Clara Barton, the founder of the American Red Cross, knew how to heal the wounded, but surfing the web was probably not something she did often, especially considering she died in 1912. Well, fortunately for us, the modern day web surfers of the world, the Park Service has set up a new online exhibit which provides an interactive look at her home in Glenn Echo. The entrance to the virtual home tour can be found here:
The program is operated using Flash technology. It includes 360 degree photography of nearly every room of the house, extra photos of detail pieces in the house, and additional information about some of the objects in the photos. There is another segment of the tour aimed at school-aged kids which provides a self-test type application, which will eventually be folded into a curriculum-based program for teachers. As described in the Park Service release,
This new program is designed to engage school children and general audiences in the story of Clara Barton and the American Red Cross (ARC). Audiences can experience and view the offices, supply rooms, and living quarters as if they were actually in the home. In some ways, on-line audiences experience the home and its collection in even more detail. Users can "enter" 15 restored rooms and spaces and experience a complete 360-degree view with the use of a computer mouse. Within the rooms and hallways, users can view historic photographs, documents and objects, as well as click on hot-links and listen to simulated audio clips of Miss Barton's "voice."

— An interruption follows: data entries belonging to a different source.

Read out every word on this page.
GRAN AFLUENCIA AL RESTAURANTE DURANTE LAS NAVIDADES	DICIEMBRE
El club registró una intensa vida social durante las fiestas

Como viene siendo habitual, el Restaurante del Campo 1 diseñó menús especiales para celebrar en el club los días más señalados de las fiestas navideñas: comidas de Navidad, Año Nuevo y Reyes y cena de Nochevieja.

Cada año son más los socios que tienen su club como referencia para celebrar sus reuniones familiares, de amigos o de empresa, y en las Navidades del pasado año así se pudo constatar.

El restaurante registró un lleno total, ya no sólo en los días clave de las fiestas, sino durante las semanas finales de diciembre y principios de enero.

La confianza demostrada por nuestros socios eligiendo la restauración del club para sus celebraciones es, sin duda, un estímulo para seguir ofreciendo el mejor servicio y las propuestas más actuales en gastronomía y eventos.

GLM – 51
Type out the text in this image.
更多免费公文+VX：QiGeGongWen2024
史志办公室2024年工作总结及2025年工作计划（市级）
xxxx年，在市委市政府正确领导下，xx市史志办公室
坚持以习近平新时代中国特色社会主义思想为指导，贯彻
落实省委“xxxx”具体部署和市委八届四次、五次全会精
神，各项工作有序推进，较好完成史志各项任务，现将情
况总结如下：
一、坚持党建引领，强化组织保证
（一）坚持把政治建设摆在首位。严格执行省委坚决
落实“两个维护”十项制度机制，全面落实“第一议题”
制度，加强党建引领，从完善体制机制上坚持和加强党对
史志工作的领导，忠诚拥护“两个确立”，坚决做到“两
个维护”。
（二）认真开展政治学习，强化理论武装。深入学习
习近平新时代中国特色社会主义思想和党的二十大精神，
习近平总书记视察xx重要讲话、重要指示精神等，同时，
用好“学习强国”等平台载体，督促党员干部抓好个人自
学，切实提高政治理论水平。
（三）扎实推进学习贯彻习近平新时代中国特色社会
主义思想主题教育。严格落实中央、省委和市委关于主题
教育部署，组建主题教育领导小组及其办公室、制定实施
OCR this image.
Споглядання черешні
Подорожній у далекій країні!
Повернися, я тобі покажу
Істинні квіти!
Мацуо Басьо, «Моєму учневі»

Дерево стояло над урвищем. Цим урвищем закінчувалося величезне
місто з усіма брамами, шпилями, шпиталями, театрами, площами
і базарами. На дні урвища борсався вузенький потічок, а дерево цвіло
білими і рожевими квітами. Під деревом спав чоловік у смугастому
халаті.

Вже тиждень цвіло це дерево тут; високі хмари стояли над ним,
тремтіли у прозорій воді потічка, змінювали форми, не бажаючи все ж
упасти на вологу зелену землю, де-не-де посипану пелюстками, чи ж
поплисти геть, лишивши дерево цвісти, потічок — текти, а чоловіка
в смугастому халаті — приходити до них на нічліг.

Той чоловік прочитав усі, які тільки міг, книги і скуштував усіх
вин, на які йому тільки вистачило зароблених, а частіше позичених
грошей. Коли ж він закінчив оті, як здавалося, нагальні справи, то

As far as house tours go, it is good. I learned a thing or two about Clara Barton, and enjoyed some of the audio elements as well as the overall production value of the tour. I have one big complaint though, the virtual tour wants to take over the whole screen. The script on the page resizes a browser window to its maximum size, blocking out all other windows on the screen. A very annoying behavior, and really, not unnecessary since the size of the main program was limited to just a small square in the center of the browser. But, don't let that stop you if you are at least a bit curious to learn about Barton and life with the Red Cross.